The report by James Elles, Conservative MEP for the South East, builds on existing plans for a planning framework that would link the three EU institutions in identifying long-term trends on major policy issues.
It describes a world in rapid transition and points to fundamental changes in power, demography, climate, urbanisation and technology. Such scope and speed of change means that policy-makers must invest much greater effort into reading these global megatrends, it argues.
Specifically, the report calls for an agreement to be signed between the three EU institutions, the Parliament, Commission and Council, to ensure that staff with the right expertise are committed fully to analysing and monitoring global trends, creating an online repository of papers and source-material which should be available to policy-makers and citizens worldwide.
Presenting his report to MEPs in Strasbourg, Mr Elles explained: “Effective EU policy-making will depend more and more on the timely identification of long-term trends that have a bearing on the challenges and choices facing the Union in an increasingly complex and interdependent world.”
But he said people should not have the illusion that the purpose of the planned European Strategy and Policy Analysis System (ESPAS) was to predict the future. History was littered with examples of those who thought they knew how events were going to unfold, only to find the opposite occurred, he cautioned.

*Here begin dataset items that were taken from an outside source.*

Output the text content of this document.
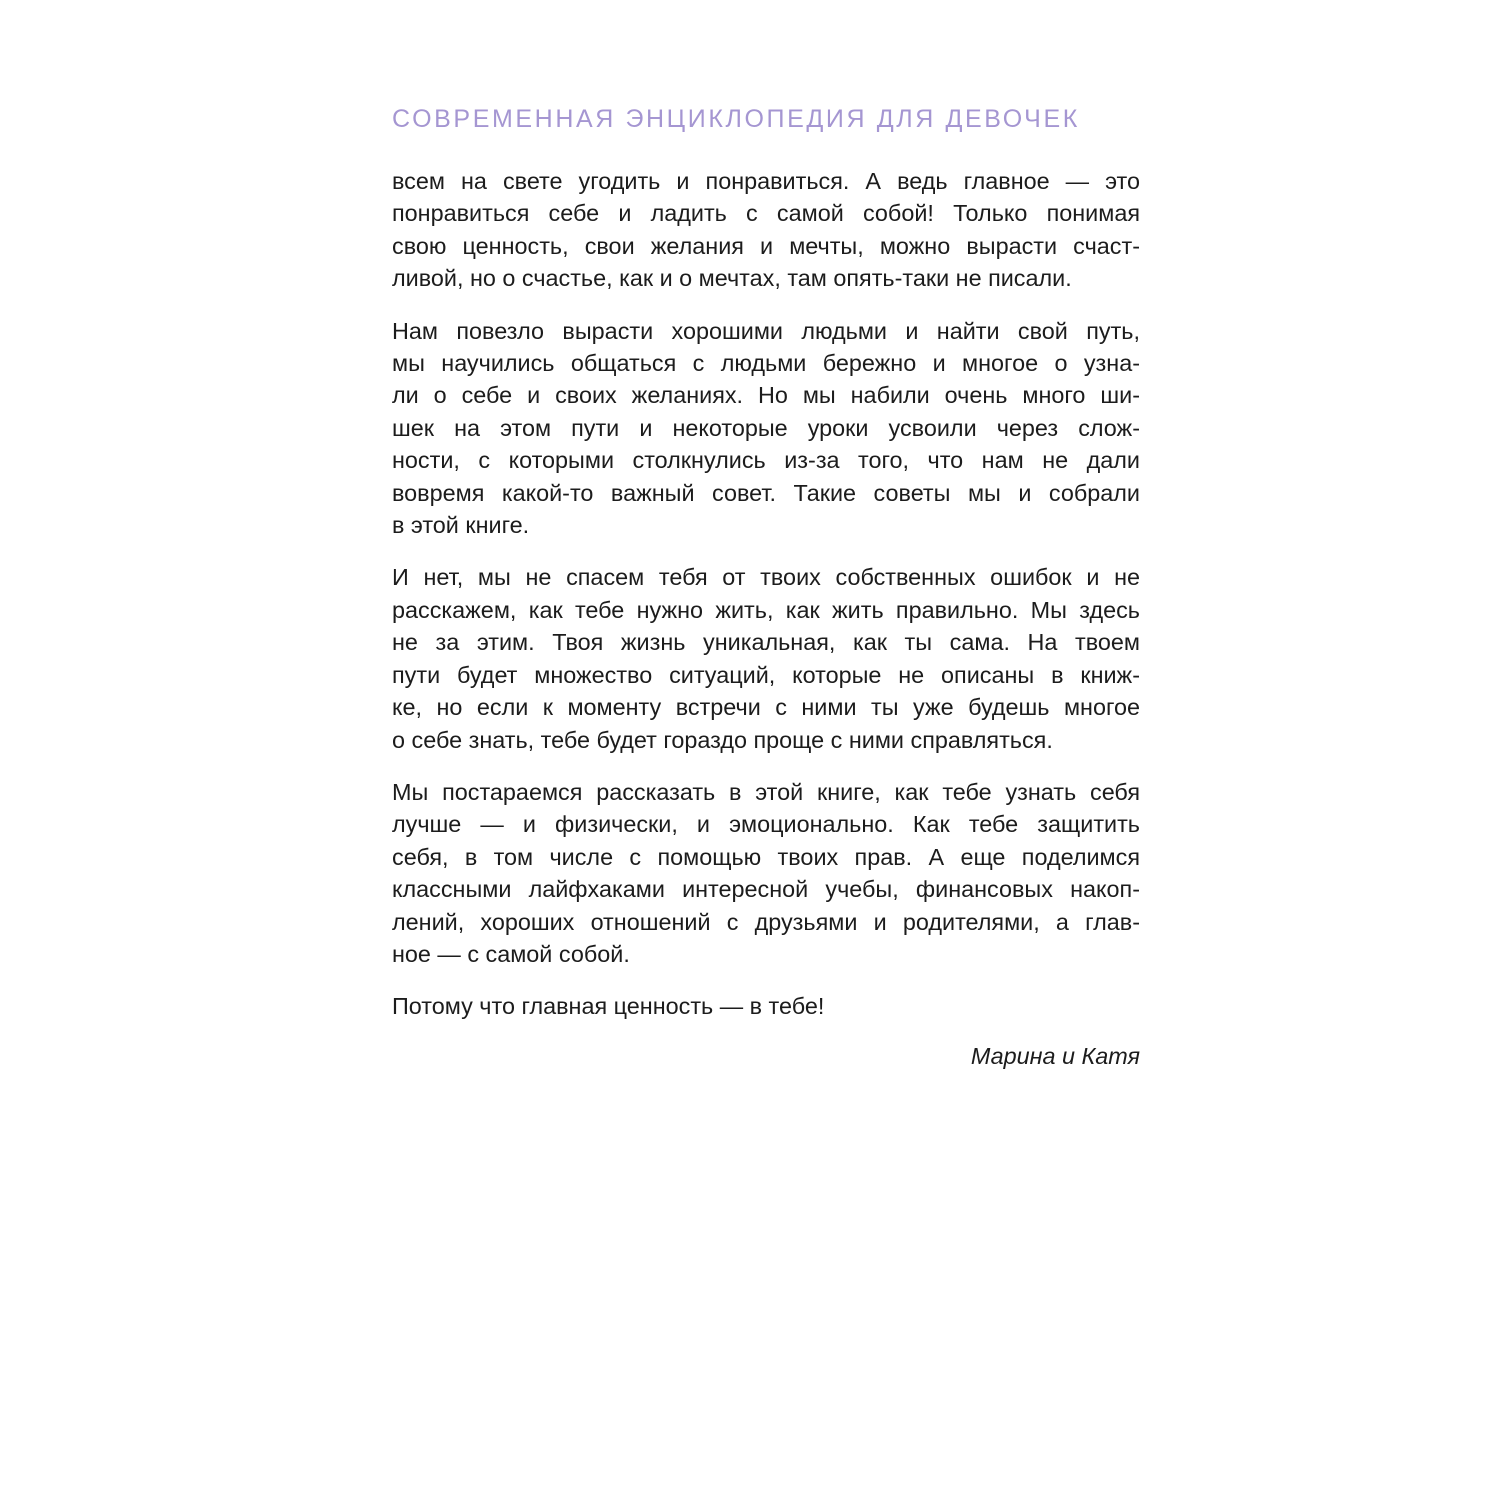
СОВРЕМЕННАЯ ЭНЦИКЛОПЕДИЯ ДЛЯ ДЕВОЧЕК
всем на свете угодить и понравиться. А ведь главное — это
понравиться себе и ладить с самой собой! Только понимая
свою ценность, свои желания и мечты, можно вырасти счаст-
ливой, но о счастье, как и о мечтах, там опять-таки не писали.
Нам повезло вырасти хорошими людьми и найти свой путь,
мы научились общаться с людьми бережно и многое о узна-
ли о себе и своих желаниях. Но мы набили очень много ши-
шек на этом пути и некоторые уроки усвоили через слож-
ности, с которыми столкнулись из-за того, что нам не дали
вовремя какой-то важный совет. Такие советы мы и собрали
в этой книге.
И нет, мы не спасем тебя от твоих собственных ошибок и не
расскажем, как тебе нужно жить, как жить правильно. Мы здесь
не за этим. Твоя жизнь уникальная, как ты сама. На твоем
пути будет множество ситуаций, которые не описаны в книж-
ке, но если к моменту встречи с ними ты уже будешь многое
о себе знать, тебе будет гораздо проще с ними справляться.
Мы постараемся рассказать в этой книге, как тебе узнать себя
лучше — и физически, и эмоционально. Как тебе защитить
себя, в том числе с помощью твоих прав. А еще поделимся
классными лайфхаками интересной учебы, финансовых накоп-
лений, хороших отношений с друзьями и родителями, а глав-
ное — с самой собой.
Потому что главная ценность — в тебе!
Марина и Катя
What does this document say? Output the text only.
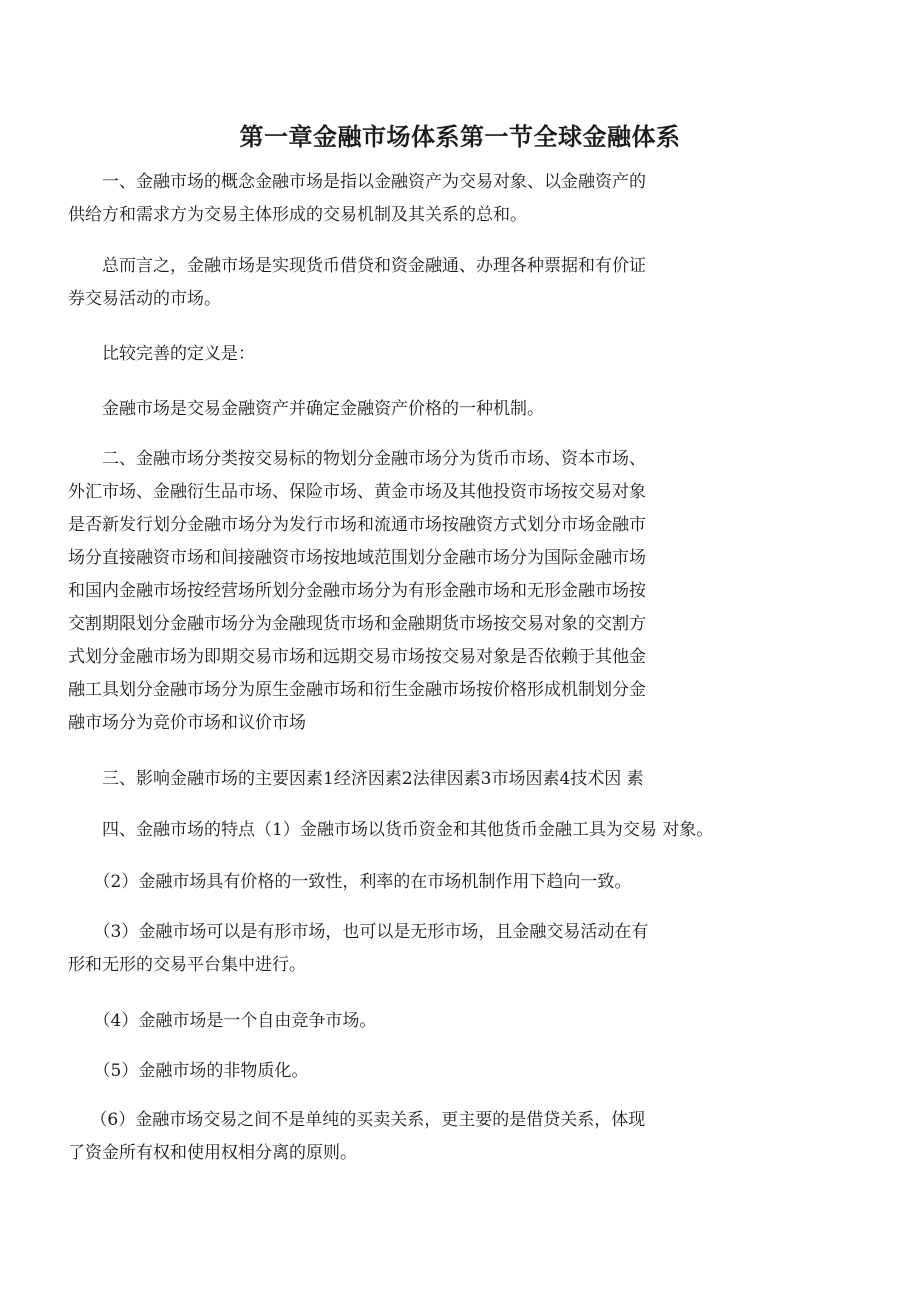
第一章金融市场体系第一节全球金融体系

　　一、金融市场的概念金融市场是指以金融资产为交易对象、以金融资产的
供给方和需求方为交易主体形成的交易机制及其关系的总和。

　　总而言之，金融市场是实现货币借贷和资金融通、办理各种票据和有价证
券交易活动的市场。

　　比较完善的定义是：

　　金融市场是交易金融资产并确定金融资产价格的一种机制。

　　二、金融市场分类按交易标的物划分金融市场分为货币市场、资本市场、
外汇市场、金融衍生品市场、保险市场、黄金市场及其他投资市场按交易对象
是否新发行划分金融市场分为发行市场和流通市场按融资方式划分市场金融市
场分直接融资市场和间接融资市场按地域范围划分金融市场分为国际金融市场
和国内金融市场按经营场所划分金融市场分为有形金融市场和无形金融市场按
交割期限划分金融市场分为金融现货市场和金融期货市场按交易对象的交割方
式划分金融市场为即期交易市场和远期交易市场按交易对象是否依赖于其他金
融工具划分金融市场分为原生金融市场和衍生金融市场按价格形成机制划分金
融市场分为竞价市场和议价市场

　　三、影响金融市场的主要因素1经济因素2法律因素3市场因素4技术因 素

　　四、金融市场的特点（1）金融市场以货币资金和其他货币金融工具为交易 对象。

　　（2）金融市场具有价格的一致性，利率的在市场机制作用下趋向一致。

　　（3）金融市场可以是有形市场，也可以是无形市场，且金融交易活动在有
形和无形的交易平台集中进行。

　　（4）金融市场是一个自由竞争市场。

　　（5）金融市场的非物质化。

　 （6）金融市场交易之间不是单纯的买卖关系，更主要的是借贷关系，体现
了资金所有权和使用权相分离的原则。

He went on: “The emphasis must be…on developing an effective capacity for the provision of independent, high-quality inter institutional analysis and advice on key trends confronting policy-makers within the EU system., on a regular basis.
He said a pilot project had already identified three major themes:
>The evolving empowerment of the individual, in part by technological change.
>The rise of the global middle class, against a backdrop of growing resource-scarcity and persistent poverty.
>The emergence of a multi-polar world where non-state actors play a critical role, with growing governance gaps.
Now, in a second phase, more attention was being paid to economic, social and governance trends, in the hope of identifying those with greatest significance for the EU over the next five years. A document setting out firm plans for on-going inter-institutional co-operation would be finalised towards the middle of next year for the incoming leaders of the EU institutions to consider.
Said Mr Elles: “If successful, ESPAS will be able to provide incisive and forward-looking documents which will help prepare EU decisions in an open manner, having access to the best information available. In the past, many have said that it is survival of the fittest…in tomorrow’s world, it is more likely the best informed who will be the survivors.”